Menurut WHO, bunuh diri terjadi di suatu tempat di dunia setiap 40 detik. Sekitar 800.000 orang meninggal setiap tahun karena bunuh diri. Oleh karena itu kita harus bersama-sama mencegah orang untuk melakukan tindakan bunuh diri
Nah, sejatinya kebanyakan orang yang mau bunuh diri sudah menunjukkan gejala mau bunuh diri. Setiap orang dapat menunjukkan gejala yang berbeda-beda. Oleh karena itu kita sebagai teman, kerabat, saudara wajib lebih peka terhadap gejala bunuh diri.
Diikutip dari Rumah Sakit Jiwa Provinsi Jawa Barat, berikut ini sejumlah gejala bunuh diri yang wajib diketahui.

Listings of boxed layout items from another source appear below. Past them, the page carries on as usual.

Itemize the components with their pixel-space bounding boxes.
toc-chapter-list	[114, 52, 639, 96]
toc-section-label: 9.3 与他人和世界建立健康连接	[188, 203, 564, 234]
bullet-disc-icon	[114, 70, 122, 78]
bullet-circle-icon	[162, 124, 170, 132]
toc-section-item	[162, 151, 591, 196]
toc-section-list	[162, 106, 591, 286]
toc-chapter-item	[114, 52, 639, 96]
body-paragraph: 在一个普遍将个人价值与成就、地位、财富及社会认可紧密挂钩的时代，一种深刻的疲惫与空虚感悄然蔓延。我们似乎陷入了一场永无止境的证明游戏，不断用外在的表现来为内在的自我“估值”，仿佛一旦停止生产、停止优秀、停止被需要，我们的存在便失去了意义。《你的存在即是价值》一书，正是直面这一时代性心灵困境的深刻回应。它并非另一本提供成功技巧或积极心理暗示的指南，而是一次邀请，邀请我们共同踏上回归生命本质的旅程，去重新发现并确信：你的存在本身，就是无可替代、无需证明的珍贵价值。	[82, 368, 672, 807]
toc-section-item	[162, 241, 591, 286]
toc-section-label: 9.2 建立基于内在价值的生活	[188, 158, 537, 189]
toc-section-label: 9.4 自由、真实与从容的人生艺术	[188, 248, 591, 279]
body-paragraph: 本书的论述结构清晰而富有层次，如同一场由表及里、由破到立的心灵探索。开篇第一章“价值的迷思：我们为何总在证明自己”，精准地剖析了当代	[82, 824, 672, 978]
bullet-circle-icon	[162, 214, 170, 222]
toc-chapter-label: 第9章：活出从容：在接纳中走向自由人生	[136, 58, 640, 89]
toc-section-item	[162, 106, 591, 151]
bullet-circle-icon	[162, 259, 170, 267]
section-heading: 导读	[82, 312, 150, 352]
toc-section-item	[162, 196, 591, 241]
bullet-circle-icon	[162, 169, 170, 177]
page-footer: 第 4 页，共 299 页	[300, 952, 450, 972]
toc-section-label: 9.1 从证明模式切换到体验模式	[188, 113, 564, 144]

1. Membicarakan keinginan bunuh diri
Seseorang berkata tentang:
Keinginan untuk bunuh diri atau mengakhiri hidup
Membicarakan kematian; ingin pergi jauh/selama-lamanya
Merasa tidak ada harapan; putus asa
Tidak ada alasan untuk hidup
Merasa menjadi beban bagi orang lain
Merasa terjebak
Merasa tidak kuat menahan sakit
BACA JUGA:
2. Membenci dan menghujat diri sendiri
Perhatikan jika seseorang terus-menerus mengeluarkan perasaan negatif terhadap diri sendiri, seperti:
Malu
Merasa bersalah
Hancur, rusak, atau ternoda
Tidak berguna
Kesepian atau sendirian
Menjadi beban bagi orang lain
Orang-orang yang merasa memiliki tingkat kepercayaan diri yang rendah juga lebih rentan untuk memiliki pemikiran bunuh diri
3. Mencari cara mematikan untuk bunuh diri
Perhatikan jika seseorang tampak merencanakan untuk bunuh diri atau mencari cara yang mematikan untuk bunuh diri, seperti:
Mencari akses terhadap senjata tajam, senjata api, atau racun mematikan.
Mencari tempat tinggi yang dapat digunakan untuk percobaan bunuh diri.
Mencari cara bunuh diri yang paling cepat atau tidak menyakitkan, terutama di internet
4. Mengatur segala hal untuk ditinggalkan
Perhatikan jika seseorang:
Menulis surat pribadi yang mengandung pesan tersirat, atau langsung menulis surat bunuh diri atau surat wasiat.
Menjual atau memberikan benda-benda kesayangan, koleksian, atau yang berharga kepada orang lain.
Mengatur sendiri proses kematiannya, seperti memesan lahan makam atau membeli peti mati, dengan atau tanpa sepengetahuan orang-orang di sekitarnya.